This repository has an assignment for TEMG4940:
This machine learning project aims to predict whether a customer will purchase a product or not based on their demographic and behavioral data through the effectiveness of marketing campaigns. The project uses a binary classification model based on Linear Support Vector Classification (LinearSVC) to predict the target variable. It also uses other models to check the data relation.
The dataset was provided and is split into training, and testing sets with an 80-20 ratio, respectively. The splitting is done randomly, but stratified to maintain the class balance in each set.
The model used in this project is a linear support vector classification (LinearSVC) model, implemented using the scikit-learn library in Python. The model is trained on the training set using default hyperparameters, except for the C parameter which is tuned using a grid search with cross-validation on the validation set. The best C value is chosen based on the F1 score, which is a harmonic mean of precision and recall.
The model is evaluated on the testing set using several metrics, including accuracy, precision, recall, F1 score, and area under the ROC curve (AUC-ROC). The model's performance is also visualized using a confusion matrix, a precision-recall curve, and a ROC curve.

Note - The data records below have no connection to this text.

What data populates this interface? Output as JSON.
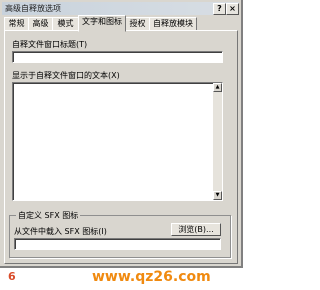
{
  "window": {
    "title": "高级自释放选项",
    "help_button": "?",
    "close_button": "×"
  },
  "tabs": [
    {
      "label": "常规"
    },
    {
      "label": "高级"
    },
    {
      "label": "模式"
    },
    {
      "label": "文字和图标"
    },
    {
      "label": "授权"
    },
    {
      "label": "自释放模块"
    }
  ],
  "active_tab": "文字和图标",
  "window_title_field": {
    "label": "自释文件窗口标题(T)",
    "value": ""
  },
  "text_field": {
    "label": "显示于自释文件窗口的文本(X)",
    "value": ""
  },
  "sfx_icon": {
    "group_title": "自定义 SFX 图标",
    "label": "从文件中载入 SFX 图标(I)",
    "value": "",
    "browse_button": "浏览(B)..."
  },
  "figure_number": "6",
  "watermark": "www.qz26.com"
}
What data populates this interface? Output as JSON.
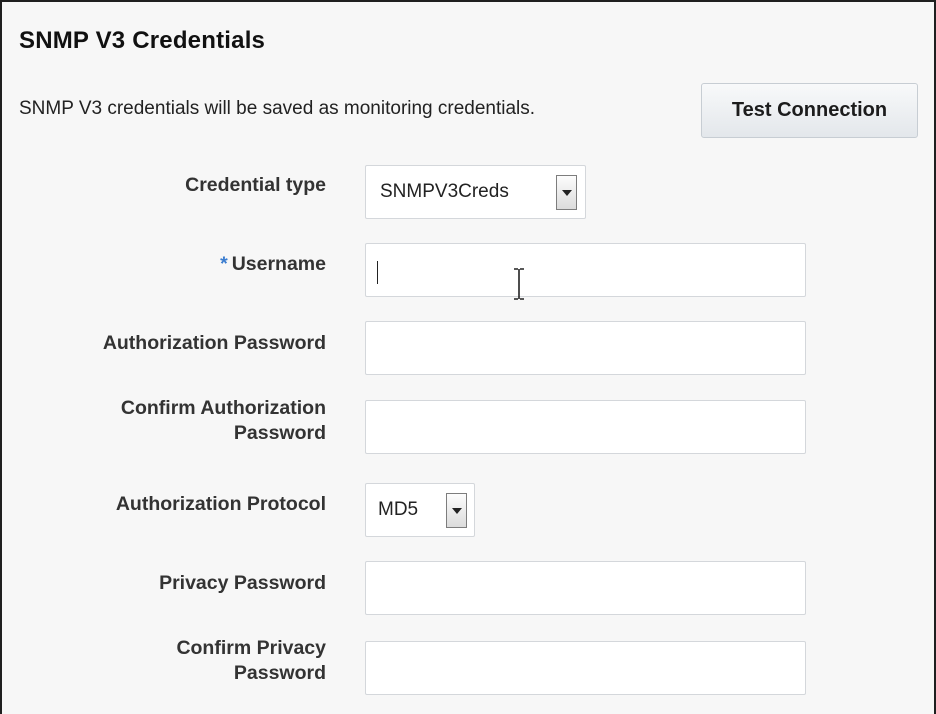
{
  "section": {
    "title": "SNMP V3 Credentials",
    "info": "SNMP V3 credentials will be saved as monitoring credentials.",
    "test_button_label": "Test Connection"
  },
  "form": {
    "credential_type": {
      "label": "Credential type",
      "selected_value": "SNMPV3Creds"
    },
    "username": {
      "required_marker": "*",
      "label": "Username",
      "value": ""
    },
    "authorization_password": {
      "label": "Authorization Password",
      "value": ""
    },
    "confirm_authorization_password": {
      "label_line1": "Confirm Authorization",
      "label_line2": "Password",
      "value": ""
    },
    "authorization_protocol": {
      "label": "Authorization Protocol",
      "selected_value": "MD5"
    },
    "privacy_password": {
      "label": "Privacy Password",
      "value": ""
    },
    "confirm_privacy_password": {
      "label_line1": "Confirm Privacy",
      "label_line2": "Password",
      "value": ""
    }
  },
  "icons": {
    "dropdown": "chevron-down-icon",
    "cursor": "text-cursor-icon"
  },
  "colors": {
    "required_marker": "#3a7ccf",
    "panel_background": "#f7f7f7",
    "panel_border": "#1f1f1f"
  }
}
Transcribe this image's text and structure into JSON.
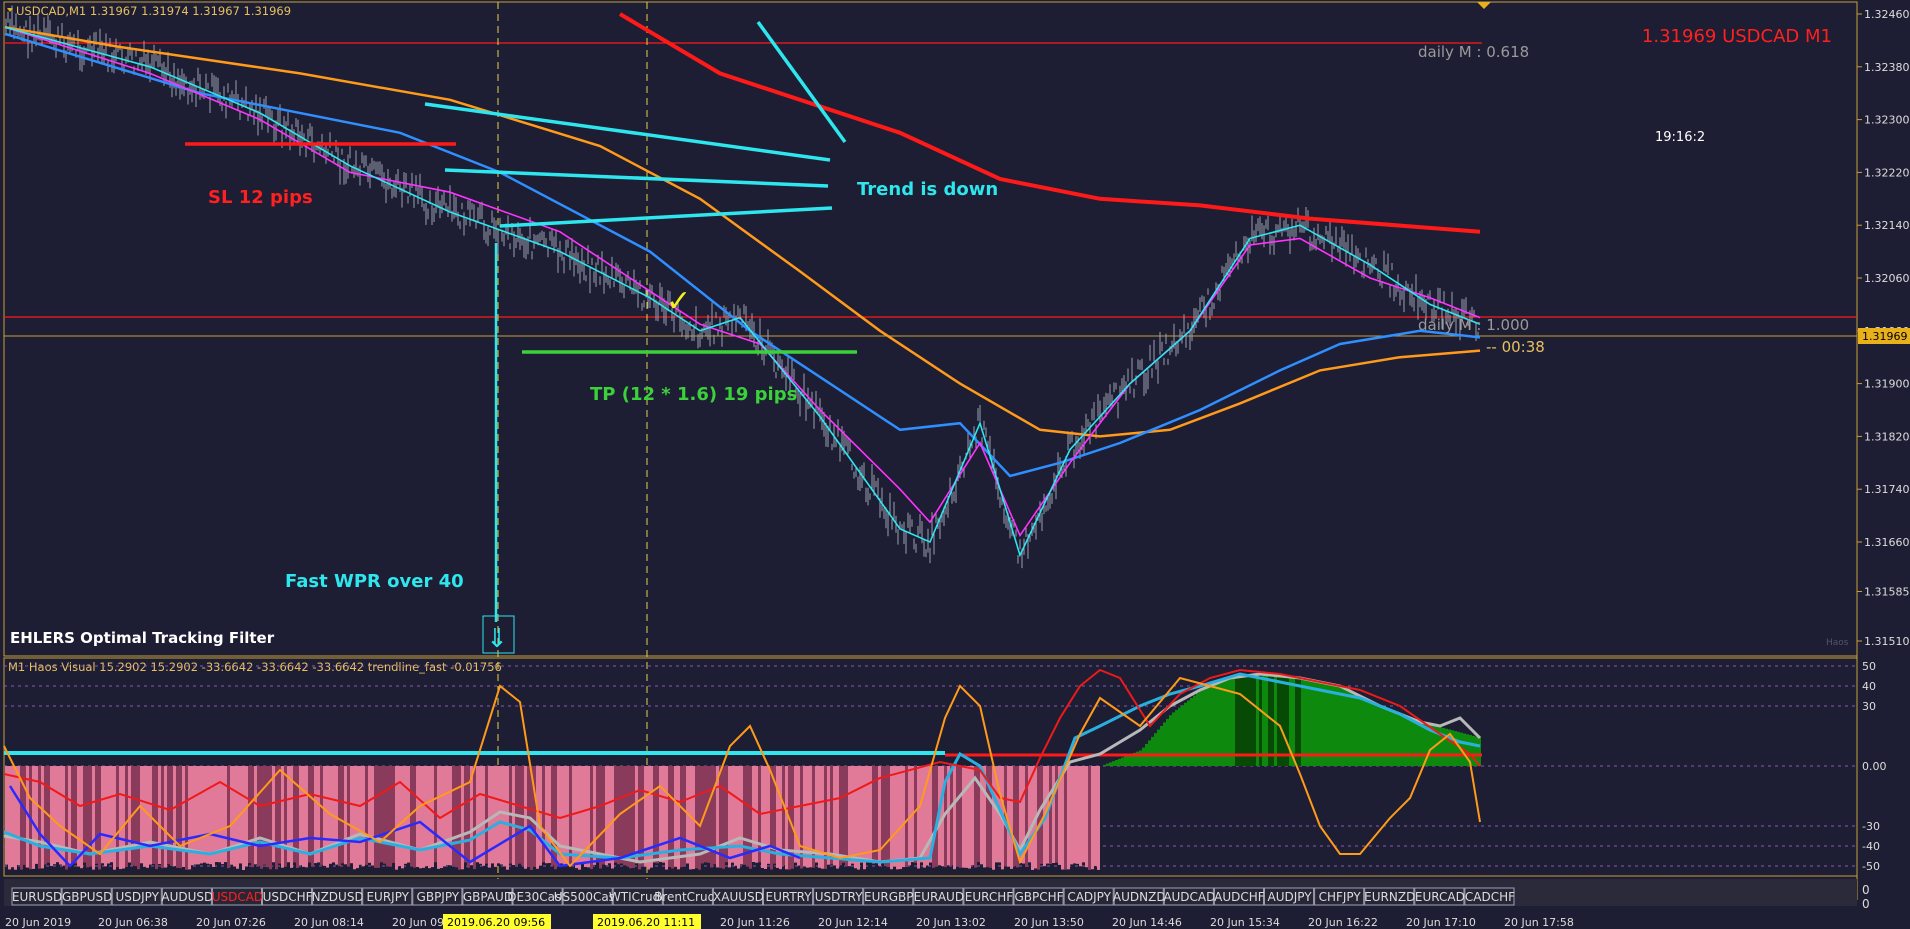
{
  "window": {
    "header": "USDCAD,M1  1.31967 1.31974 1.31967 1.31969",
    "symbol_price": "1.31969 USDCAD M1",
    "clock": "19:16:2"
  },
  "colors": {
    "background": "#1d1d33",
    "frame": "#c8a13b",
    "price_text": "#ff2020",
    "cyan": "#2ee6ee",
    "red_line": "#ff1a1a",
    "orange": "#ff9a1a",
    "blue": "#2f8fff",
    "magenta": "#ff33ff",
    "green_label": "#3bd13b",
    "pink_hist": "#e07a98",
    "green_hist": "#0d8a0d"
  },
  "price_axis": {
    "ticks": [
      "1.32460",
      "1.32380",
      "1.32300",
      "1.32220",
      "1.32140",
      "1.32060",
      "1.31980",
      "1.31900",
      "1.31820",
      "1.31740",
      "1.31660",
      "1.31585",
      "1.31510"
    ],
    "current": "1.31969"
  },
  "annotations": {
    "sl": "SL 12 pips",
    "trend": "Trend is down",
    "tp": "TP (12 * 1.6) 19 pips",
    "wpr": "Fast WPR over 40",
    "checkmark": "✓",
    "ehlers": "EHLERS Optimal Tracking Filter",
    "daily_m": "daily M : 0.618",
    "daily_1": "daily M : 1.000",
    "countdown": "-- 00:38",
    "micro_label": "Haos"
  },
  "indicator": {
    "header": "M1 Haos Visual 15.2902 15.2902 -33.6642 -33.6642 -33.6642  trendline_fast -0.01756",
    "ticks": [
      "50",
      "40",
      "30",
      "0.00",
      "-30",
      "-40",
      "-50"
    ]
  },
  "symbol_tabs": [
    "EURUSD",
    "GBPUSD",
    "USDJPY",
    "AUDUSD",
    "USDCAD",
    "USDCHF",
    "NZDUSD",
    "EURJPY",
    "GBPJPY",
    "GBPAUD",
    "DE30Cash",
    "US500Cash",
    "WTICrude",
    "BrentCrude",
    "XAUUSD",
    "EURTRY",
    "USDTRY",
    "EURGBP",
    "EURAUD",
    "EURCHF",
    "GBPCHF",
    "CADJPY",
    "AUDNZD",
    "AUDCAD",
    "AUDCHF",
    "AUDJPY",
    "CHFJPY",
    "EURNZD",
    "EURCAD",
    "CADCHF"
  ],
  "active_tab": "USDCAD",
  "tab_axis": [
    "0",
    "0"
  ],
  "time_axis": [
    "20 Jun 2019",
    "20 Jun 06:38",
    "20 Jun 07:26",
    "20 Jun 08:14",
    "20 Jun 09",
    "20 Jun 09:56",
    "20 Jun 11:26",
    "20 Jun 12:14",
    "20 Jun 13:02",
    "20 Jun 13:50",
    "20 Jun 14:46",
    "20 Jun 15:34",
    "20 Jun 16:22",
    "20 Jun 17:10",
    "20 Jun 17:58"
  ],
  "time_markers": [
    "2019.06.20 09:56",
    "2019.06.20 11:11"
  ],
  "chart_data": {
    "type": "line",
    "title": "USDCAD,M1  1.31967 1.31974 1.31967 1.31969",
    "ylim": [
      1.3151,
      1.3246
    ],
    "series": [
      {
        "name": "red slow MA",
        "values": [
          [
            620,
            1.3246
          ],
          [
            720,
            1.3237
          ],
          [
            900,
            1.3228
          ],
          [
            1000,
            1.3221
          ],
          [
            1100,
            1.3218
          ],
          [
            1200,
            1.3217
          ],
          [
            1310,
            1.3215
          ],
          [
            1480,
            1.3213
          ]
        ]
      },
      {
        "name": "orange MA",
        "values": [
          [
            5,
            1.3244
          ],
          [
            120,
            1.3241
          ],
          [
            300,
            1.3237
          ],
          [
            450,
            1.3233
          ],
          [
            600,
            1.3226
          ],
          [
            700,
            1.3218
          ],
          [
            800,
            1.3207
          ],
          [
            880,
            1.3198
          ],
          [
            960,
            1.319
          ],
          [
            1040,
            1.3183
          ],
          [
            1100,
            1.3182
          ],
          [
            1170,
            1.3183
          ],
          [
            1240,
            1.3187
          ],
          [
            1320,
            1.3192
          ],
          [
            1400,
            1.3194
          ],
          [
            1480,
            1.3195
          ]
        ]
      },
      {
        "name": "blue MA",
        "values": [
          [
            5,
            1.3243
          ],
          [
            200,
            1.3234
          ],
          [
            400,
            1.3228
          ],
          [
            500,
            1.3222
          ],
          [
            650,
            1.321
          ],
          [
            750,
            1.3198
          ],
          [
            900,
            1.3183
          ],
          [
            960,
            1.3184
          ],
          [
            1010,
            1.3176
          ],
          [
            1060,
            1.3178
          ],
          [
            1120,
            1.3181
          ],
          [
            1200,
            1.3186
          ],
          [
            1280,
            1.3192
          ],
          [
            1340,
            1.3196
          ],
          [
            1420,
            1.3198
          ],
          [
            1480,
            1.3197
          ]
        ]
      },
      {
        "name": "magenta MA",
        "values": [
          [
            5,
            1.3244
          ],
          [
            150,
            1.3237
          ],
          [
            260,
            1.323
          ],
          [
            350,
            1.3222
          ],
          [
            450,
            1.3219
          ],
          [
            560,
            1.3213
          ],
          [
            650,
            1.3204
          ],
          [
            700,
            1.3199
          ],
          [
            760,
            1.3196
          ],
          [
            820,
            1.3186
          ],
          [
            900,
            1.3174
          ],
          [
            930,
            1.3169
          ],
          [
            980,
            1.3181
          ],
          [
            1020,
            1.3167
          ],
          [
            1070,
            1.3178
          ],
          [
            1130,
            1.319
          ],
          [
            1190,
            1.3198
          ],
          [
            1250,
            1.3211
          ],
          [
            1300,
            1.3212
          ],
          [
            1370,
            1.3206
          ],
          [
            1430,
            1.3203
          ],
          [
            1480,
            1.32
          ]
        ]
      },
      {
        "name": "cyan filter",
        "values": [
          [
            5,
            1.3244
          ],
          [
            150,
            1.3238
          ],
          [
            260,
            1.3231
          ],
          [
            350,
            1.3223
          ],
          [
            450,
            1.3216
          ],
          [
            560,
            1.321
          ],
          [
            650,
            1.3203
          ],
          [
            700,
            1.3198
          ],
          [
            740,
            1.32
          ],
          [
            820,
            1.3185
          ],
          [
            900,
            1.3168
          ],
          [
            930,
            1.3166
          ],
          [
            980,
            1.3184
          ],
          [
            1020,
            1.3164
          ],
          [
            1070,
            1.318
          ],
          [
            1130,
            1.319
          ],
          [
            1190,
            1.3198
          ],
          [
            1250,
            1.3212
          ],
          [
            1300,
            1.3214
          ],
          [
            1370,
            1.3208
          ],
          [
            1430,
            1.3202
          ],
          [
            1480,
            1.3199
          ]
        ]
      }
    ]
  }
}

The results of the model show that it achieves an accuracy of 0.67, a precision of 0.65, a recall of 0.71, an F1 score of 0.68, and an AUC score of 0.75 on the testing set. These metrics indicate that the model performs reasonably well in predicting whether a customer will purchase a product or not, based on their demographic and behavioral data, as well as the effectiveness of marketing campaigns.
The confusion matrix shows that the model correctly identifies 58 positive examples (true positives) and 55 negative examples (true negatives), but also misclassifies 30 negative examples as positive (false positives) and 23 positive examples as negative (false negatives).
The precision-recall curve and the ROC curve show that the model has a trade-off between precision and recall, and between true positive rate and false positive rate, respectively. The curves also show that the model outperforms a random classifier, which would have an AUC-ROC of 0.5.
In conclusion, this machine learning project demonstrates the use of LinearSVC for customer analysis and product purchase prediction. The project shows that the model can achieve reasonable performance on a synthetic dataset based on demographic and behavioral data and marketing campaign results. The project also highlights some of the limitations and challenges of using LinearSVC, such as the sensitivity to outliers, the need for hyperparameter tuning, and the requirement for feature engineering and selection. Future work could include exploring alternative models, applying the model to real-world datasets, and integrating the model into a business application.